Every year Brockman manages to attract more responses, so this is now getting to be a statistically significant sampling drawn from the population of people who write about science for the general public. Before trying to divine some general trends among the physics responses, I’ll first mention a few of them that stand out as unusual.
First, there’s one from Paul Steinhardt that I very much agree with. He’s had it with the multiverse and thinks it needs to go. I’m very glad to see someone else making many of the points that I endless repeat on this blog in a tiresome way. So, go read what he has to say, which ends with this challenge to the theoretical physics community:
I think a priority for theorists today is to determine if inflation and string theory can be saved from devolving into a Theory of Anything and, if not, seek new ideas to replace them. Because an unfalsifiable Theory of Anything creates unfair competition for real scientific theories, leaders in the field can play an important role by speaking out—making it clear that Anything is not acceptable—to encourage talented young scientists to rise up and meet the challenge.

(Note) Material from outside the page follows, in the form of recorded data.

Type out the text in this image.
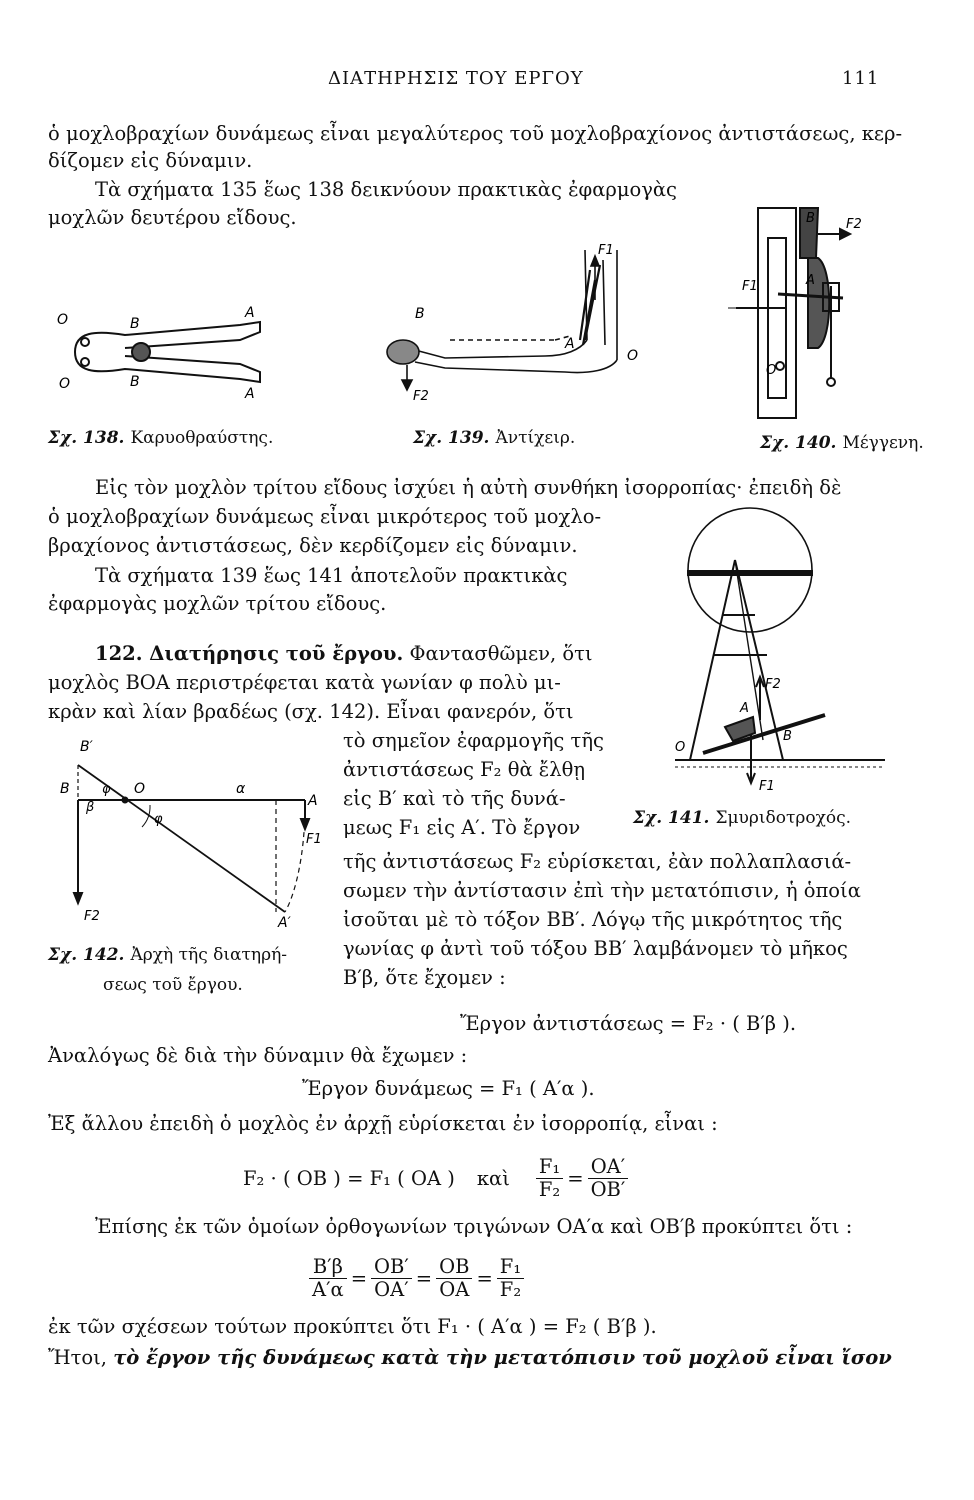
ΔΙΑΤΗΡΗΣΙΣ ΤΟΥ ΕΡΓΟΥ	111
ὁ μοχλοβραχίων δυνάμεως εἶναι μεγαλύτερος τοῦ μοχλοβραχίονος ἀντιστάσεως, κερ-
δίζομεν εἰς δύναμιν.
Τὰ σχήματα 135 ἕως 138 δεικνύουν πρακτικὰς ἐφαρμογὰς
μοχλῶν δευτέρου εἴδους.
O	B
A
O	B
A
Σχ. 138. Καρυοθραύστης.
B
A
O
F1
F2
Σχ. 139. Ἀντίχειρ.
B F2
F1	A
O
Σχ. 140. Μέγγενη.
Εἰς τὸν μοχλὸν τρίτου εἴδους ἰσχύει ἡ αὐτὴ συνθήκη ἰσορροπίας· ἐπειδὴ δὲ
ὁ μοχλοβραχίων δυνάμεως εἶναι μικρότερος τοῦ μοχλο-
βραχίονος ἀντιστάσεως, δὲν κερδίζομεν εἰς δύναμιν.
Τὰ σχήματα 139 ἕως 141 ἀποτελοῦν πρακτικὰς
ἐφαρμογὰς μοχλῶν τρίτου εἴδους.
O
A
B
F2
F1
Σχ. 141. Σμυριδοτροχός.
122. Διατήρησις τοῦ ἔργου. Φαντασθῶμεν, ὅτι
μοχλὸς ΒΟΑ περιστρέφεται κατὰ γωνίαν φ πολὺ μι-
κρὰν καὶ λίαν βραδέως (σχ. 142). Εἶναι φανερόν, ὅτι
τὸ σημεῖον ἐφαρμογῆς τῆς
ἀντιστάσεως F₂ θὰ ἔλθῃ
εἰς Β′ καὶ τὸ τῆς δυνά-
μεως F₁ εἰς Α′. Τὸ ἔργον
τῆς ἀντιστάσεως F₂ εὑρίσκεται, ἐὰν πολλαπλασιά-
σωμεν τὴν ἀντίστασιν ἐπὶ τὴν μετατόπισιν, ἡ ὁποία
ἰσοῦται μὲ τὸ τόξον ΒΒ′. Λόγῳ τῆς μικρότητος τῆς
γωνίας φ ἀντὶ τοῦ τόξου ΒΒ′ λαμβάνομεν τὸ μῆκος
Β′β, ὅτε ἔχομεν :
B′
B
β
φ O
φ
α
A
A′
F1
F2
Σχ. 142. Ἀρχὴ τῆς διατηρή-
σεως τοῦ ἔργου.
Ἔργον ἀντιστάσεως = F₂ · ( Β′β ).
Ἀναλόγως δὲ διὰ τὴν δύναμιν θὰ ἔχωμεν :
Ἔργον δυνάμεως = F₁ ( Α′α ).
Ἐξ ἄλλου ἐπειδὴ ὁ μοχλὸς ἐν ἀρχῇ εὑρίσκεται ἐν ἰσορροπίᾳ, εἶναι :
F₂ · ( ΟΒ ) = F₁ ( ΟΑ ) καὶ $\frac{\text{F₁}}{\text{F₂}} = \frac{OA'}{OB'}$
Ἐπίσης ἐκ τῶν ὁμοίων ὀρθογωνίων τριγώνων ΟΑ′α καὶ ΟΒ′β προκύπτει ὅτι :
$\frac{B'\beta}{A'\alpha} = \frac{OB'}{OA'} = \frac{OB}{OA} = \frac{\text{F₁}}{\text{F₂}}$
ἐκ τῶν σχέσεων τούτων προκύπτει ὅτι F₁ · ( Α′α ) = F₂ ( Β′β ).
Ἤτοι, τὸ ἔργον τῆς δυνάμεως κατὰ τὴν μετατόπισιν τοῦ μοχλοῦ εἶναι ἴσον
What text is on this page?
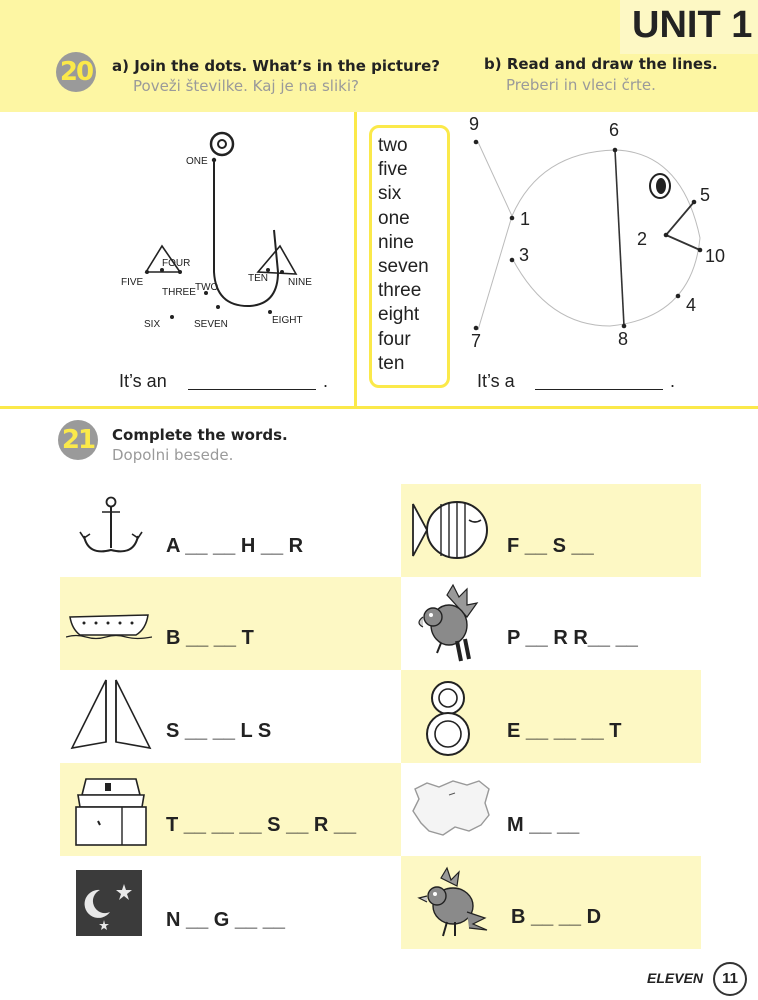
UNIT 1
20 a) Join the dots. What’s in the picture?
Poveži številke. Kaj je na sliki?
b) Read and draw the lines.
Preberi in vleci črte.
ONE
TWO
THREE
FOUR
FIVE
SIX	SEVEN	EIGHT
NINE
TEN
It’s an	.
two
five
six
one
nine
seven
three
eight
four
ten
9	6
1
5
2
10
3
4
7	8
It’s a	.
21 Complete the words.
Dopolni besede.
A __ __ H __ R	F __ S __
B __ __ T	P __ R R__ __
S __ __ L S	E __ __ __ T
T __ __ __ S __ R __	M __ __
N __ G __ __	B __ __ D
ELEVEN	11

It would be great to see someone other than him and David Gross start publicly speaking out.
A second outlier is Gordon Kane, who uses this as an opportunity to claim that he had predicted the Higgs mass using string theory. I don’t know of anyone other than him who takes this seriously. He doesn’t mention his other string theory based predictions, which include the prediction that the LHC should already have seen gluinos.
Another odd one is from Max Tegmark, who argues that we have to get rid of equations in physics that aren’t just based on finite and discrete quantities. The only positive argument I can see from him for this is that it would help get rid of the “measure problem” of the multiverse, but listening to Steinhardt and dumping the multiverse itself seems to me a much better idea. Tegmark has a new book out, I’ll write more about this here in a few days.

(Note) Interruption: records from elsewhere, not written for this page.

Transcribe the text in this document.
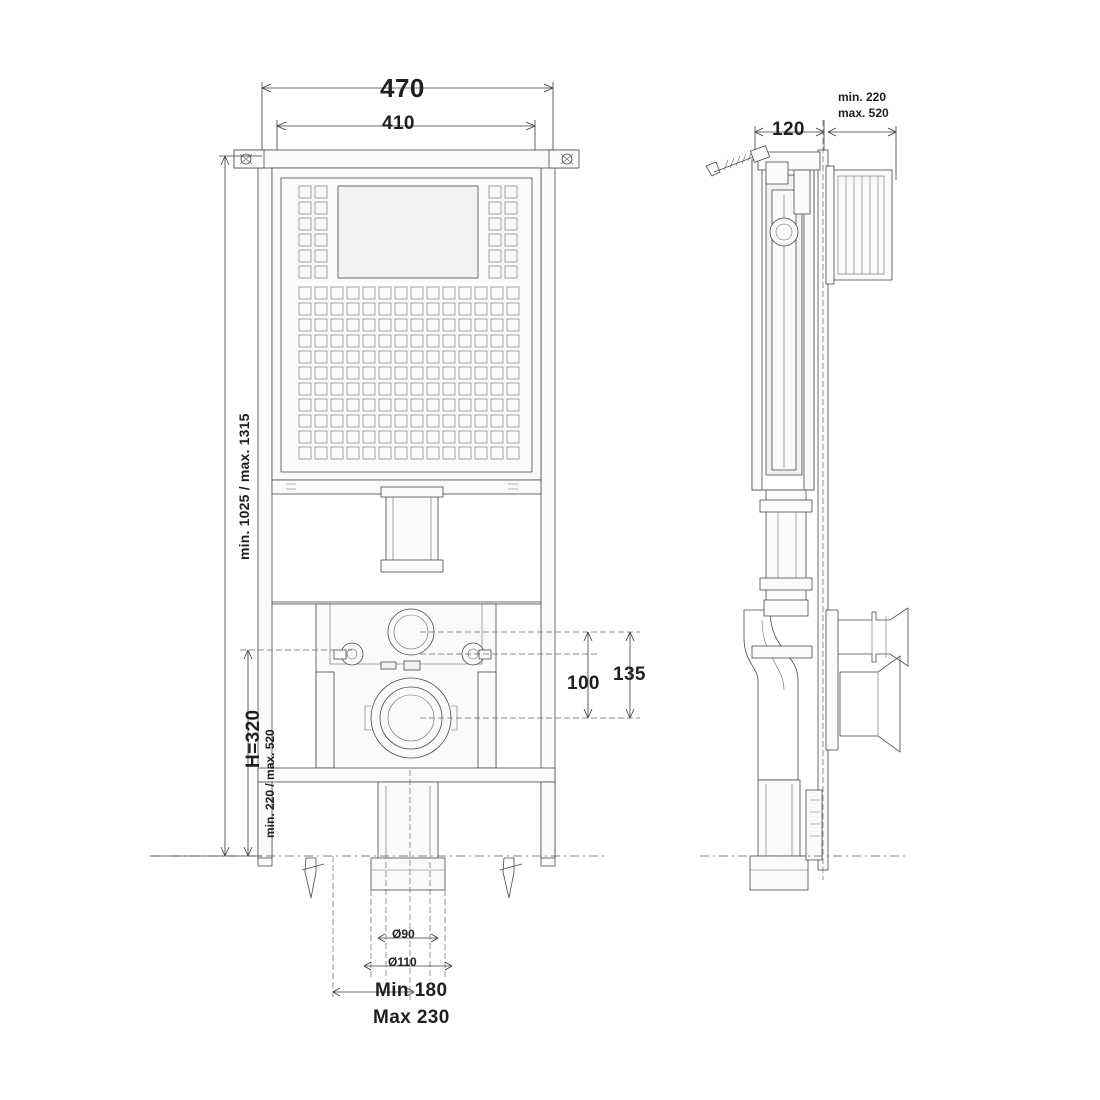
470
410
min. 1025 / max. 1315
H=320 min. 220 / max. 520
100 135
Ø90
Ø110
Min 180
Max 230
120
min. 220
max. 520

Maria Spiropulu is with me on the need to retire naturalness, also wants space-time to go. Getting rid of space-time has multiple proponents, including also Steve Giddings and Carlo Rovelli.

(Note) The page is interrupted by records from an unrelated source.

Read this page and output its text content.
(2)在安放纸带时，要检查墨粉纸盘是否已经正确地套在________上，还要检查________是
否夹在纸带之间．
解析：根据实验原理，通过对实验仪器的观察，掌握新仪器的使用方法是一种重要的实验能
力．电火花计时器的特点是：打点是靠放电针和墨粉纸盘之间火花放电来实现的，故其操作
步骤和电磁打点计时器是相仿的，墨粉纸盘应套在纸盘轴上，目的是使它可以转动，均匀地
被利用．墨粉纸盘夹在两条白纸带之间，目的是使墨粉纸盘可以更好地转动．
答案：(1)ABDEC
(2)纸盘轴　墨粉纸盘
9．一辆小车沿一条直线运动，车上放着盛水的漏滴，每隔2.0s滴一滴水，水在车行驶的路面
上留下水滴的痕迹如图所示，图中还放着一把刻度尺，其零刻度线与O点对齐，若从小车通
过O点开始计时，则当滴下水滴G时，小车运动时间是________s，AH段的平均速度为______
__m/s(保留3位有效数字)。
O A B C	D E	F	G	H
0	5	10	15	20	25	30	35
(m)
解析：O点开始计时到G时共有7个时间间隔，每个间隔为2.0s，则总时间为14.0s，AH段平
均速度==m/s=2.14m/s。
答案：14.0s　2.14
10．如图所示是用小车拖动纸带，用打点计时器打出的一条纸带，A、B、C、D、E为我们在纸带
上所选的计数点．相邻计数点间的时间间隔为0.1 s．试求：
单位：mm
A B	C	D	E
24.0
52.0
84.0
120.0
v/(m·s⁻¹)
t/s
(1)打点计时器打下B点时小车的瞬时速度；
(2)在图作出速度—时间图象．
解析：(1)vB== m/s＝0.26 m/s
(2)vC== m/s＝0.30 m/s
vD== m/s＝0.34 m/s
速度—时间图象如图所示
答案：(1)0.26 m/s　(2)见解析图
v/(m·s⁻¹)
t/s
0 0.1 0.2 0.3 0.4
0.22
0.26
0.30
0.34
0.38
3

Another theme is people starting to sound like John Horgan, announcing we’re reaching the limits of science. Martin Rees thinks that some scientific problems may never yield to our understanding: “The human intellect may hit the buffers”. Ed Regis thinks the cost of a next generation collider is just not worth it for what it is likely to tell us.
A variant of this is the argument that we’ve reached the end of the road for unification and simplicity in our basic physical laws. Here the argument often seems to be that since SUSY/GUTs/string theory were such beautiful elegant ideas, their failure means the whole elegance thing is misguided. Another point of view (which I think someone wrote a book about) would be that these always were heavily oversold as “elegant”, since if you looked into them they were rather complicated and didn’t explain much. Writing in the anti-elegance vein are experimentalist Sarah Demers:
It is time for us to admit that some of the models we have been chasing from our brilliant theory colleagues might actually be (gorgeous) Hail Mary passes to the universe.
along with Marcelo Gleiser and Gregory Benford. At this particular time in intellectual history, it seems that hardly anyone has anything good to say about mathematical elegance as a powerful principle behind deep ideas about physics.
Finally, the biggest contingent are the multiverse maniacs. There’s Andrei Linde, who deals with the problem of evidence for his ideas by:
A pessimist would argue that since we do not see other parts of the universe, we cannot prove that this picture is correct. An optimist, on the other hand, may counter that we can never disprove this picture either, because its main assumption is that other “universes” are far away from us.
He’s joined by Sean Carroll, who wants to do away with the Popperazi and their inconvenient demands for falsifiable predictions. Also writing in support of the idea of a multiverse of different physical laws, implying we’ll have to give up on the idea of understanding more about the ones we see are Lawrence Krauss and Seth Lloyd.
Update: A couple more late additions that I missed. Eric Weinstein is with me in going after “string theory is the only game in town” as something that should have been retired long ago. Alan Guth uses this venue to promote some recent speculative work on the arrow of time with Sean Carroll (no paper yet, so hard to tell what it really is).
Update: Sean Carroll has a blog posting up about his argument for getting rid of falsifiability. He seems to not be getting a lot of support, either in his comment section (see for instance here), or places like here. I don’t think the skeptic community is ready to disarm itself intellectually in arguments against religious believers by ditching the conventional scientific method.
Update: Scott Aaronson writes here about the falsifiability issue, pointing out about string theory/multiverse research that
I wouldn’t know how to answer a layperson who asked why that wasn’t exactly the sort of thing Sir Karl was worried about, and for good reason.
Sean Carroll responds that the problem here is
somber pronouncements about non-falsifiability from fuddy-duddies.